In episode 9, Naveed (Deepak Perwani) and Haji Karamat (Manzoor Qureshi) come to an agreement – Dawood (Bilal Ashraf) will marry Kim (Maya Ali); but in exchange, Naveed will also marry Iqbal (Tazeen Hussain). While the rest of the family is not aware of the second part of the deal, Dawood’s marriage to Kim sets the family into a whirlwind of chaos. Razia (Tahira Imam) is unwilling to accept Kim as Dawood’s wife while Daniyal (Khaqan Shahnawaz) is left in shock at his dreams slipping through his hands. The character we feel most sorry for is Husna (Laiba Khurram) in this situation. She has, essentially, been used as a pawn. And while her words towards Daniyal have been those of a strong woman unwilling to let a man destroy her future, the pain and anguish is visible in her demeanor.
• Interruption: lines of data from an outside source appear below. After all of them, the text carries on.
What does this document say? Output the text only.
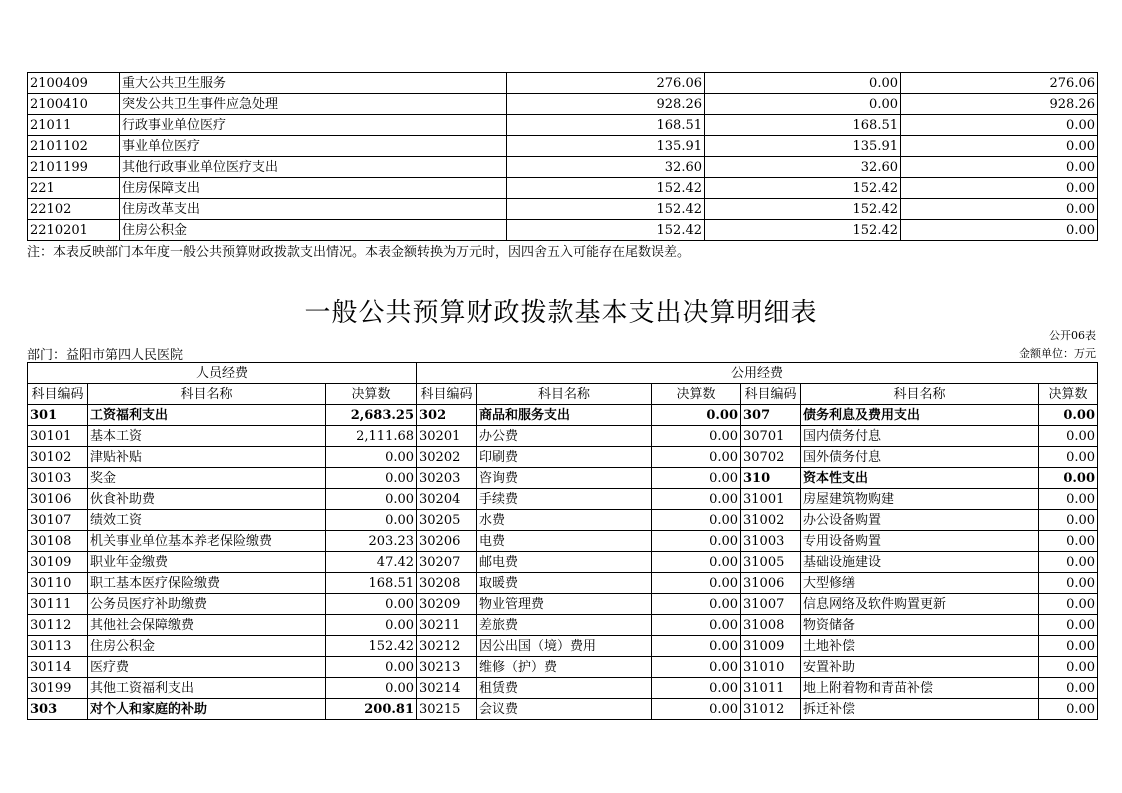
2100409	重大公共卫生服务	276.06	0.00	276.06
2100410	突发公共卫生事件应急处理	928.26	0.00	928.26
21011	行政事业单位医疗	168.51	168.51	0.00
2101102	事业单位医疗	135.91	135.91	0.00
2101199	其他行政事业单位医疗支出	32.60	32.60	0.00
221	住房保障支出	152.42	152.42	0.00
22102	住房改革支出	152.42	152.42	0.00
2210201	住房公积金	152.42	152.42	0.00
注：本表反映部门本年度一般公共预算财政拨款支出情况。本表金额转换为万元时，因四舍五入可能存在尾数误差。
一般公共预算财政拨款基本支出决算明细表
公开06表
部门：益阳市第四人民医院	金额单位：万元
人员经费			公用经费					
科目编码	科目名称	决算数	科目编码	科目名称	决算数	科目编码	科目名称	决算数
301	工资福利支出	2,683.25	302	商品和服务支出	0.00	307	债务利息及费用支出	0.00
30101	基本工资	2,111.68	30201	办公费	0.00	30701	国内债务付息	0.00
30102	津贴补贴	0.00	30202	印刷费	0.00	30702	国外债务付息	0.00
30103	奖金	0.00	30203	咨询费	0.00	310	资本性支出	0.00
30106	伙食补助费	0.00	30204	手续费	0.00	31001	房屋建筑物购建	0.00
30107	绩效工资	0.00	30205	水费	0.00	31002	办公设备购置	0.00
30108	机关事业单位基本养老保险缴费	203.23	30206	电费	0.00	31003	专用设备购置	0.00
30109	职业年金缴费	47.42	30207	邮电费	0.00	31005	基础设施建设	0.00
30110	职工基本医疗保险缴费	168.51	30208	取暖费	0.00	31006	大型修缮	0.00
30111	公务员医疗补助缴费	0.00	30209	物业管理费	0.00	31007	信息网络及软件购置更新	0.00
30112	其他社会保障缴费	0.00	30211	差旅费	0.00	31008	物资储备	0.00
30113	住房公积金	152.42	30212	因公出国（境）费用	0.00	31009	土地补偿	0.00
30114	医疗费	0.00	30213	维修（护）费	0.00	31010	安置补助	0.00
30199	其他工资福利支出	0.00	30214	租赁费	0.00	31011	地上附着物和青苗补偿	0.00
303	对个人和家庭的补助	200.81	30215	会议费	0.00	31012	拆迁补偿	0.00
This is a man she thought she would be spending the rest of her life with – and he has abandoned her in hopes of a future with another, simply for American citizenship. We can only hope that Husna stands by her words, focuses on her education and makes something of her future, leaving Daniyal in the dust.
Of course, it’s Kim’s reaction which is most perplexing – and, well, irritating. Dawood is clear on his thoughts towards Kim. He confronts Kim over her bewildering demand to marry him and questions her reasons. He makes it clear that not only does he not wish to marry her, but also does not like her – and recognizes that she feels the same way. Why then does she wish to marry him? Kim’s answer is so stereotypically “Kim.” Much like all of Kim’s past behaviors, her answer is selfish, unpredictable, dim and illogical. Kim wishes to conduct an “experiment” on marriage – and if she is experimenting by getting married, she figures she should go to extremes and marry a person she least wants to be married to. It all makes perfect sense, right? Except that it does not make any sense at all. There are a lot of viewers who will make excuses for this character by saying she is consistently written and this fits her personality – but will anyone pause to acknowledge that Kim is not, as Naveed describes her, an “achchi ladki” (a good girl)? Kim is, quite honestly, an abhorrent character, one who has begun to bring out unintentional laughs at just how foolishly she has been written. And yet, the chemistry between Bilal Ashraf and Maya Ali leaves us wanting Kim’s character graph to change so badly – and quickly! We want to root for this couple, but please, give us the material to do so!
It is, once again, the Naveed and Iqbal story that’s the one we’re genuinely rooting for. Yet, it’s Naveed and Iqbal’s story which is moving at a snail’s pace. With Naveed planning on leaving for America right after Kim and Dawood’s Nikkah, how slowly will this story actually move? Overall, “Yunhi” has picked up greatly in the past weeks in terms of interest and an engaging storyline. However, the weakest link continues to be the way Kim’s character has been written. “Yunhi” has it all – old world charm, beautiful cinematography, sweet dialogues, beautiful actors, an engaging plot, etc. The only thing it does not have is a likable female lead character.